Das geseg­nete Kali-Yuga

In den ersten Jahren über­setzte, edi­tierte und ver­öf­fent­lichte Śrīla Guru­deva in der Śrī Bhāga­vata Patrikā Stück für Stück zuerst zwei umfang­reiche Bücher und danach andere wich­tige Gauḍīya-Schriften, wie das Vaiṣṇava-Sid­dhānta-Mālā, Bhakti-Tattva-Viveka, Śrī Śikṣāstakam, Śrī Upa­deśāmṛta, Śrī Manaḥikṣā und Śrī Cai­tanya-Śikṣāmṛta. Die ersten zwei Bücher, die Śrīla Guru­deva über­setzte, waren das Jaiva Dharma Śrīla Bhak­ti­vinoda Ṭhākuras und Ācārya Kes­arīs Die Geschichte des Māyāvāda (Vaiṣṇava Vījaya).

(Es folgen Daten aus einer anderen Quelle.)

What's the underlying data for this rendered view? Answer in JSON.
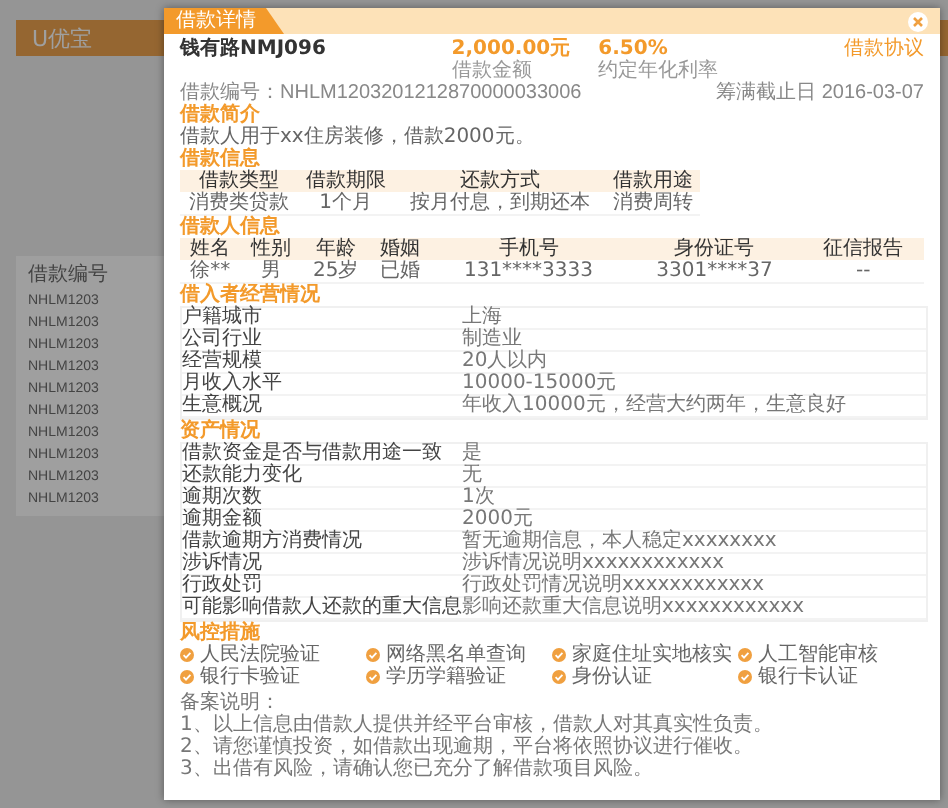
{
  "background": {
    "logo": "U优宝",
    "column_header": "借款编号",
    "loan_numbers": [
      "NHLM1203",
      "NHLM1203",
      "NHLM1203",
      "NHLM1203",
      "NHLM1203",
      "NHLM1203",
      "NHLM1203",
      "NHLM1203",
      "NHLM1203",
      "NHLM1203"
    ]
  },
  "modal": {
    "tab": "借款详情",
    "title": "钱有路NMJ096",
    "agreement_link": "借款协议",
    "loan_number": "借款编号：NHLM1203201212870000033006",
    "deadline": "筹满截止日 2016-03-07",
    "stats": [
      {
        "value": "2,000.00元",
        "label": "借款金额"
      },
      {
        "value": "6.50%",
        "label": "约定年化利率"
      }
    ],
    "sections": [
      {
        "kind": "text",
        "title": "借款简介",
        "text": "借款人用于xx住房装修，借款2000元。"
      },
      {
        "kind": "table",
        "title": "借款信息",
        "columns": [
          "借款类型",
          "借款期限",
          "还款方式",
          "借款用途"
        ],
        "rows": [
          [
            "消费类贷款",
            "1个月",
            "按月付息，到期还本",
            "消费周转"
          ]
        ]
      },
      {
        "kind": "table",
        "title": "借款人信息",
        "columns": [
          "姓名",
          "性别",
          "年龄",
          "婚姻",
          "手机号",
          "身份证号",
          "征信报告"
        ],
        "rows": [
          [
            "徐**",
            "男",
            "25岁",
            "已婚",
            "131****3333",
            "3301****37",
            "--"
          ]
        ]
      },
      {
        "kind": "kv",
        "title": "借入者经营情况",
        "rows": [
          {
            "label": "户籍城市",
            "value": "上海"
          },
          {
            "label": "公司行业",
            "value": "制造业"
          },
          {
            "label": "经营规模",
            "value": "20人以内"
          },
          {
            "label": "月收入水平",
            "value": "10000-15000元"
          },
          {
            "label": "生意概况",
            "value": "年收入10000元，经营大约两年，生意良好"
          }
        ]
      },
      {
        "kind": "kv",
        "title": "资产情况",
        "rows": [
          {
            "label": "借款资金是否与借款用途一致",
            "value": "是"
          },
          {
            "label": "还款能力变化",
            "value": "无"
          },
          {
            "label": "逾期次数",
            "value": "1次"
          },
          {
            "label": "逾期金额",
            "value": "2000元"
          },
          {
            "label": "借款逾期方消费情况",
            "value": "暂无逾期信息，本人稳定xxxxxxxx"
          },
          {
            "label": "涉诉情况",
            "value": "涉诉情况说明xxxxxxxxxxxx"
          },
          {
            "label": "行政处罚",
            "value": "行政处罚情况说明xxxxxxxxxxxx"
          },
          {
            "label": "可能影响借款人还款的重大信息",
            "value": "影响还款重大信息说明xxxxxxxxxxxx"
          }
        ]
      },
      {
        "kind": "measures",
        "title": "风控措施",
        "items": [
          "人民法院验证",
          "网络黑名单查询",
          "家庭住址实地核实",
          "人工智能审核",
          "银行卡验证",
          "学历学籍验证",
          "身份认证",
          "银行卡认证"
        ]
      }
    ],
    "notes": {
      "title": "备案说明：",
      "lines": [
        "1、以上信息由借款人提供并经平台审核，借款人对其真实性负责。",
        "2、请您谨慎投资，如借款出现逾期，平台将依照协议进行催收。",
        "3、出借有风险，请确认您已充分了解借款项目风险。"
      ]
    }
  }
}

Durch Hören­sagen wurde die Patrikā in Nord­in­dien mehr und mehr bekannt und die Bestel­lungen stiegen stark an. Keine andere Ver­öf­fent­li­chung erklärte die Abso­lute Wahr­heit so deut­lich wie die Patrikā, ohne jeg­liche Spur von welt­li­cher Sen­ti­men­ta­lität, unper­sön­li­chen Auf­fas­sungen oder erdachten Aus­le­gungen, die den Lehren der Veden wider­spra­chen. Die Zeit­schrift gewann an Ein­fluss in den gelehrten und reli­giösen Kreisen wie auch bei anderen füh­renden Vaiṣṇava-sam­pra­dāyas. Leser, denen die Gauḍīya-Vaiṣṇava-Lehren neu waren, wandten sich oft mit ihren Fragen an Śrīla Guru­deva, und Guru­deva beant­wor­tete diese Fragen in den fol­genden Aus­gaben.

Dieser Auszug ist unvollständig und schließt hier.